S’y ajoutaient les joies des enfants de notre époque, de notre milieu. Au risque de voir certains sourire, d’entendre certains crier à l’exagération, mais assuré que d’autres me comprendront, je veux en citer une. Notre joie du samedi, à l’heure où notre père apportait son salaire. Les F.C.M payaient les ouvriers chaque semaine ; et, pour respecter la hiérarchie, les chefs ouvriers, chaque quinzaine ! Les contremaîtres, chaque mois ! En un instant, le porte monnaie vide de la maman se gonflait, et nous, les enfants, nous partions aussitôt acheter le beafsteck qui, avec les frites, représentait le régal hebdomadaire ! En attendant l’obligatoire, l’inévitable pot au feu du dimanche !

Oui, nous étions heureux ! Dans nos rues, la bonne humeur régnait, les rires fusaient, les bavardages se multipliaient, les chansons retentissaient, sans cesse, les quolibets optimistes répondaient aux exclamations joyeuses.

Est-ce anormal ? Non ! Rappelez-vous « Le Savetier et le Financier » de l’immortel La Fontaine !

Nous devons, à cette enfance, d’être devenus les hommes que nous sommes. Nous avons trouvé, dans ces premières années, les éléments essentiels de notre vie à venir. Si la conscience, la volonté, l’amour de nos parents, nous ont permis de nous élever quelque peu, ces premières années nous ont dispensé un enseignement majeur : ne jamais oublier la classe ouvrière dont nous sommes issus. Car la classe ouvrière vivait, riait, luttait et souffrait dans ces rues, avec ses qualités, avec ses défauts. Nous le sentions confusément. Plus tard, nous l’avons compris nettement.

Ne cherchez pas ailleurs les raisons pour lesquelles cette classe ouvrière seynoise tient toujours une grande place, et si chaude, dans notre cœur ! Une grande place, et si réfléchie, dans notre esprit !

Comment, dans ces conditions, ne pas lire l’histoire de ces rues, commentée, illustrée par Monsieur Baudoin, sans que subitement en retentisse un écho à la fois si proche et si lointain ? Sans que lentement, s’en dégage une tendresse à la fois douce et chaleureuse.

 

Je dois maintenant vous faire une confidence. Les noms cités voilà quelques instants ne sont pas toute la réalité de l’époque dont je vous parle. Ils ne pouvaient pas, seuls, répercuter cet écho à la fois proche et lointain ! D’eux, seuls, ne pouvait pas naître cette tendresse à la fois douce et chaleureuse.

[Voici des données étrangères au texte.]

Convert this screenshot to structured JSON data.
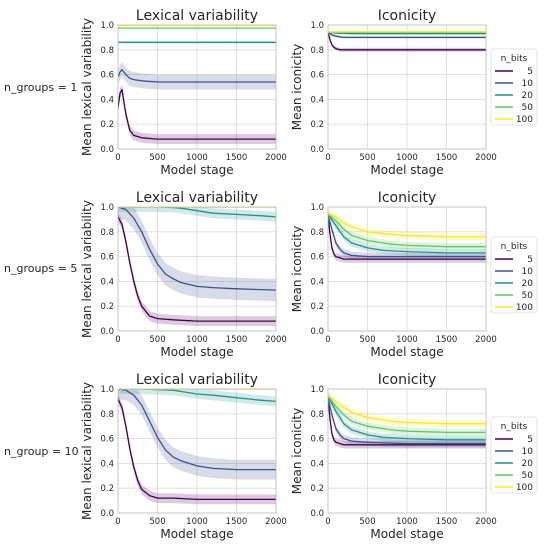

Mais les anciens noms, rappelés, justifiés, par Monsieur Baudoin, voilà de quoi émouvoir, voilà de quoi retenir, voilà de quoi rêver !

Oui, pourquoi la rue Victor Hugo ? Mon grand père ne connaissait que la rue du Sac où il habitait quand j’y suis né !

Pourquoi rue Denfert Rochereau ? Mon père me montrait la maison où il était né, lui, rue Saint Roch, et il me parlait de ses jeux, de ses camarades de cette rue !

Pourquoi la rue Clément Daniel  Ma mère se rappelait de son enfance, rue de l’Hôpital ; une enfance difficile, où le travail remplaçait souvent les amusements !

Pourquoi la rue Messine ? Pendant des années, nous y avons fréquenté une école enfantine mieux à sa place rue Jeu de Ballon !

Pourquoi la rue Jean-Louis Mabilly ? Dans quelques instants, je vous parlerai des histoires mystérieuses que nous y écoutions. Elles s’accommodaient si bien du mystère de la rue du Prieur !

Pourquoi la place Martel Esprit ? Interrogez un Seynois, il vous répondra : la place Bourradet !

Pourquoi la rue François Ferrandin ? Jeunes coureurs à pied, essoufflés et passionnés, nous nous disputions la première place sur le rectiligne et désert chemin des Aires !

Pourquoi la rue République ? Les spectacles quotidiens qui nous y retenaient restent encore ceux de la rue du Marché !

 

Allez-vous m’accuser d’ignorer le génial écrivain Victor Hugo ? D’effacer le courageux colonel Denfert Rochereau ? De sous-estimer le médecin Clément Daniel ? de renier les édiles communaux Martel Esprit, Jean-Louis Mabily, François Ferrandin ? De minimiser les dons du généreux Messine ? De supprimer la République ? Vous ne le pouvez pas.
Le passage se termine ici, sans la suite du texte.